Il problema per le banche non è solo il costo del rischio ma il rapporto tra redditività e costi di ciascuna tipologia. Un rapporto molto sbilanciato a favore delle grandi imprese

Probabile inoltre che l’esposizione verso le piccole imprese, sempre basata su maggiori garanzie collaterali, attiri una percentuale di rettifiche inferiore al 60% previsto per le grandi. Alla fine dell’esercizio le piccole imprese costeranno alle banche nei prossimi due anni 7,3 miliardi di capitale contro 11,9 delle grandi.

Il problema per le banche non è però solo il costo del rischio – che renderebbe più attraente un portafoglio crediti composto da una miriade di piccole imprese- ma il rapporto tra redditività e costi di ciascuna tipologia.
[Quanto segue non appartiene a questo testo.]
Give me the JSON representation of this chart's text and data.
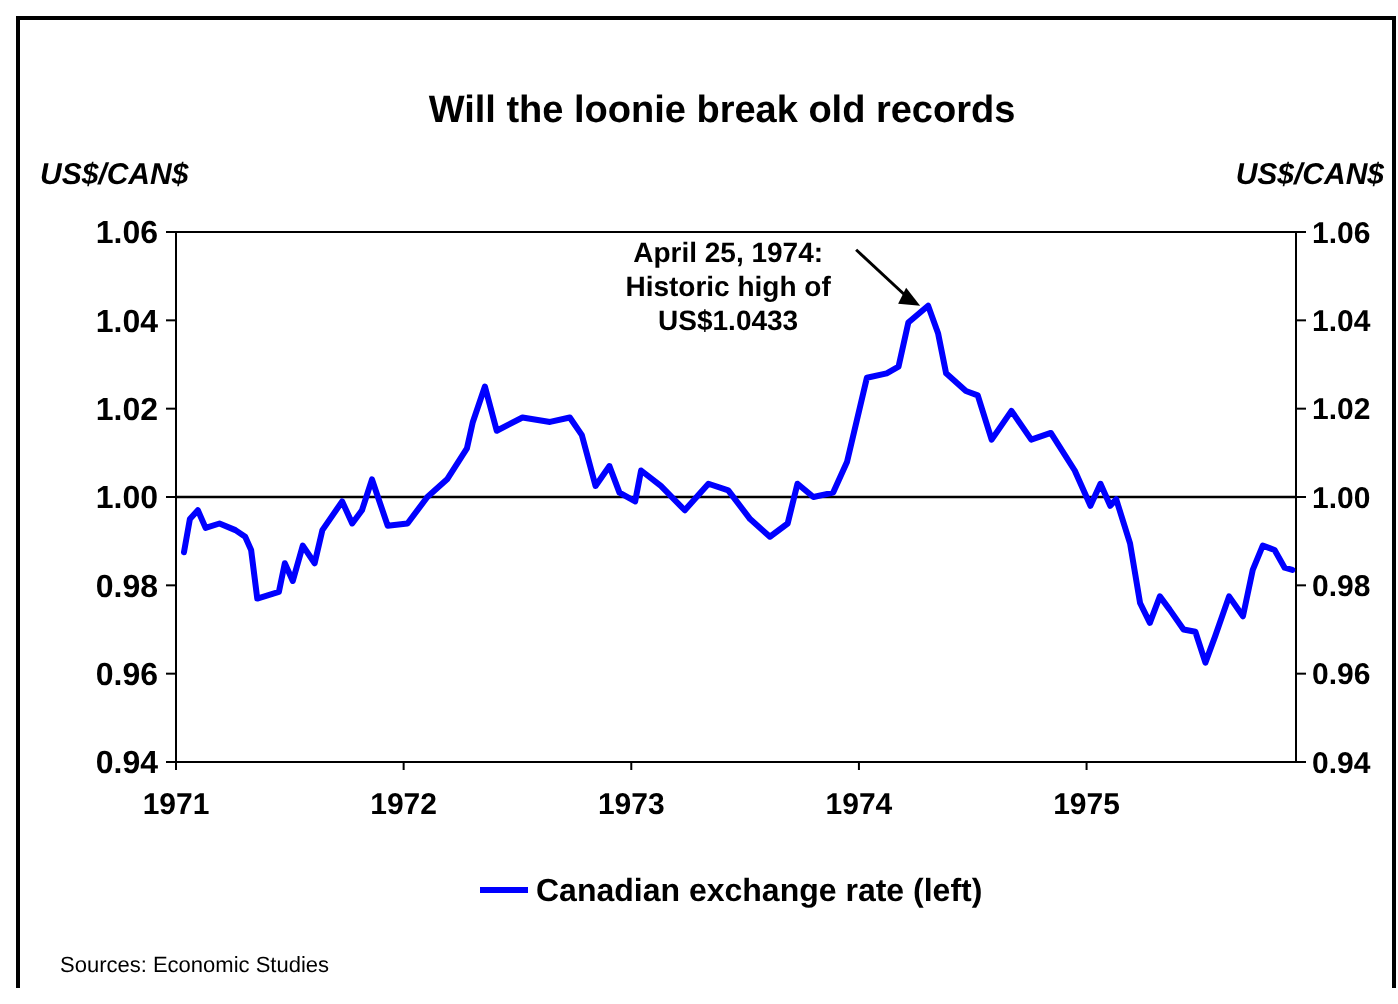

Un rapporto molto sbilanciato a favore delle grandi imprese che in proporzione possono sopportare meglio gli ingenti costi fissi organizzativi e di processo.

Prestare ai piccoli non è più rischioso, ma più costoso

La conclusione, sulla quale dovrebbe soffermarsi anche l’attuale dibattito sul ruolo delle banche popolari e delle Bcc votato al finanziamento della piccola impresa, è che prestare denaro alle piccole imprese non è di per sé più rischioso (su base aggregata) rispetto alle grandi imprese.

Le dichiarazioni appassionate verso il territorio e le piccole imprese sono fondate su scarsa lucidità e troppa propaganda. Il tempo lo dimostrerà

La redditività invece è un altro paio di maniche: compressa dal fenomeno assurdo del multiaffidamento  (pochi margini divisi tra 3 o 4 banche) e da elevatissimi costi di processo rende poco attraente il segmento delle piccole imprese. Ecco spiegata la propensione delle banche Usa e Regno Unito ad abbandonarlo o a gestirlo in partnership con le nuove piattaforme di finanza alternativa che possono permettersi processi più leggeri e costi bassissimi. Mentre le banche italiane continuano nel triplice equivoco di finanziare troppe piccole imprese per quote inferiori al 100%, di considerare poco la diversificazione naturale delle micro-imprese a livello di politica creditizia e di avere costi esagerati rispetto alla qualità del servizio erogato. Le dichiarazioni appassionate verso il territorio e le piccole imprese sono fondate su scarsa lucidità e troppa propaganda. Il tempo lo dimostrerà.